Towards Immutable Infrastructure

Building a computing platform that allows developers to focus on the application and business problems is seen as one of the key ingredients in modern technology companies. Different organisations take different approaches but one that comes up regularly is the concept of 'immutable infrastructure'. The thinking goes that in order to move from one off builds to automated builds in the cloud, building replicas must be considered.

The goal is to use immutable servers [to] simplify several aspects of our systemRethinking Cloud by Ben Butler-Cole but they also create challenges like the need to centralise your logs as Florian Motlik also highlights.

Platforms like AWS often seem to relate infrastructure to machine or environment 'images', e.g. the AMI. This may not be enough though to handle complex scenarios. For some time I have been trying to increase the degree to which we can describe our build process as: always create a new server. The idea is that at any time, you can pick the current 'head' of different components of your system like:

  • The operating system (with given updates applied).

  • The data storage layer: separation of which we have seen is a key pre-requisite to this approach.

  • The application.

If you have multiple sub-systems they can be decomposed individually in the same way and start to share some common work flows. The tasks are then decomposed into a number of streams.

  1. Creating your 'container' reference which you will deploy onto

  2. Scripting creation of a replica and change log application of your data layer

  3. Creating release tags of your application

There are a number of other technology problems to solve though. The main one being naming. It maybe OK for your use case to use Route53 or other DNS level solution. In this case though you will almost certainly want to use a role based named load balancer associated with the build. Standardisation of naming becomes an architectural concern as the system architect starts to see individual service applications as vertical interchangeable units. These units can be combined, a process often referred to as 'orchestration' into a release. The crucial thing is that the load balancer layer allows separation of the detail of build scale and underlying concerns.

Another common question is where do shared services like logging live. For me these should become part of the container for applications. The application developer then only need parametrize the location of their log files in order to achieve logging integration. Technologies like Puppet and Chef support these sorts of parametrized configuration options well using the concept of roles.

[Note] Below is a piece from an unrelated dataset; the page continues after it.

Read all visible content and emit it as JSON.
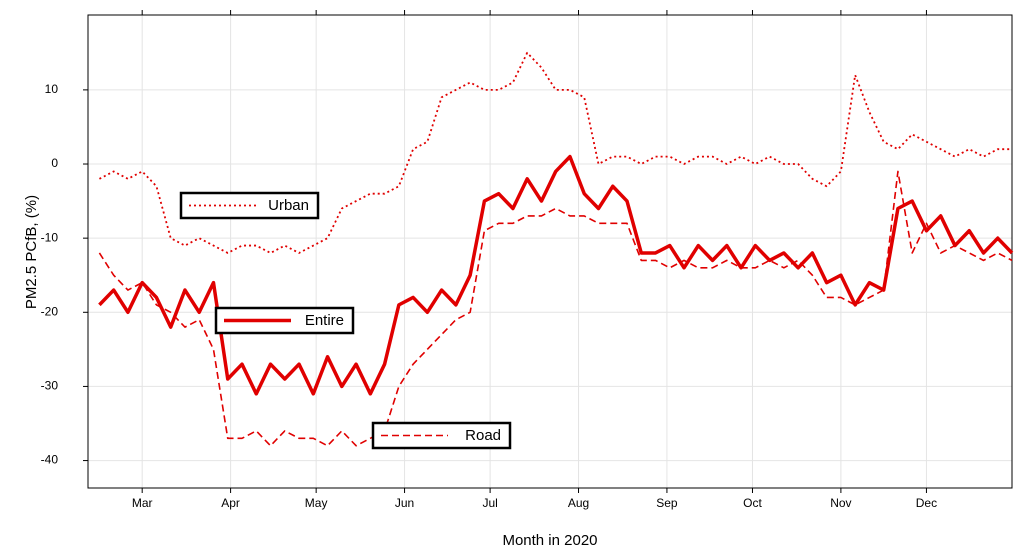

Always building new containers will help you focus on getting that flow right and fast. Mutations to snapshots should be committed and tracked so a system can be orchestrated from a collection of 'tags'. The application developer should not be concerned with the details of which environment they are running in, all configuration should be passed as 'flags'. Judicious use of DNS including build and roles will help make it easy to maintain infrastructure build by maximising readability. Environment concerns like logging, naming etc should be hidden from the application so that applications can be launched in different contexts to support test build deployments. By focusing on just one thing, building a new 'service' you will spend the maximum amount of time making sure that it is fast, repeatable and reliable. This has the added advantage that when you need to 'rebuild the world' you know you are ready to go.